NASA will test nuclear propulsion in space to travel faster to Mars
NASA wants to send a nuclear-powered rocket into space within five years. In this way, it should be possible in the future to get people to Mars faster than is currently possible with current rocket technology, which primarily uses liquid-fuel engines.
For nuclear rocket propulsion, the space agency will collaborate with the US military research group DARPA, which has been working on a nuclear fission-based engine for some time. “This new technology will allow astronauts to get to remote places in space faster than ever before, an important capability in preparation for manned missions to Mars,” NASA Director Bill Nelson said, announcing his intention. at a conference in Maryland.
Conventional liquid-fueled rocket engines – often hydrogen – run for a limited time, until the fuel runs out. Nuclear-powered rocket engines can last longer on the same amount of fuel, giving the spacecraft more speed.
In such a nuclear thermal rocket (NTR), liquid hydrogen is heated in a small nuclear reactor and expelled as a gas under high pressure, creating thrust. This process is approximately twice as efficient in terms of fuel consumption as that of a traditional rocket engine.
Nuclear propulsion was already experienced in the 1960s with the NERVA project. An NTR engine has been successfully tested several times at test facilities on Earth. NASA made plans for a NERVA-powered mission to Mars, but budget cuts ended the program in 1973.

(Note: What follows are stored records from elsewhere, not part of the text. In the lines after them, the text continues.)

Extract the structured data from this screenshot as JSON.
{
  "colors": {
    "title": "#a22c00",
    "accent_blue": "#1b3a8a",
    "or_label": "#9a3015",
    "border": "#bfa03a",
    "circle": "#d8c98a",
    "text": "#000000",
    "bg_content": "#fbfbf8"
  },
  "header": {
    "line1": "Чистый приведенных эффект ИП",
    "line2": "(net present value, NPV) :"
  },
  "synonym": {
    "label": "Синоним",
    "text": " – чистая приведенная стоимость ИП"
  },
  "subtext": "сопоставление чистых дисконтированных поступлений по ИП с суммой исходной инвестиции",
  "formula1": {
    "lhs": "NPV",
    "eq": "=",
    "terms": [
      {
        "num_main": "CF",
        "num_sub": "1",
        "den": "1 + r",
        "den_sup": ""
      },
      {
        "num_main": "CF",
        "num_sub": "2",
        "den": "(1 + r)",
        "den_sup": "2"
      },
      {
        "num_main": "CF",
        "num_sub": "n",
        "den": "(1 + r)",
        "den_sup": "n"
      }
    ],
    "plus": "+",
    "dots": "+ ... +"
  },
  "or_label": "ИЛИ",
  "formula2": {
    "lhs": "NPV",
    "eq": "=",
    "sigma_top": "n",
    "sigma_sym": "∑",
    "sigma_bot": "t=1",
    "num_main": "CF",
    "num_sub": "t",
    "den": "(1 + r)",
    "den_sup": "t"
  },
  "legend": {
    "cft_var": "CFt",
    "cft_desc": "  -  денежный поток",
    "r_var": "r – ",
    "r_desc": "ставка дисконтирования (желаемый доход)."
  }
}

NASA is now considering sending humans to Mars again. The Artemis lunar program is intended as a “springboard” to the red planet. According to space engineers, nuclear propulsion can significantly shorten the journey: from nine months to four.
However, the use of radioactive processes in space is not without controversy. Over the years, environmentalists have repeatedly protested against planetary explorers using radioactive materials to generate energy.
For the new project, NASA joins the DARPA military institute, which has been working on a new NTR drive since 2022 under the name DRACO. The plan is for the nuclear-powered rocket to make its first spaceflight by 2027 at the latest. $110 million has been earmarked for development this year, but hundreds of millions more are expected to be needed by 2027.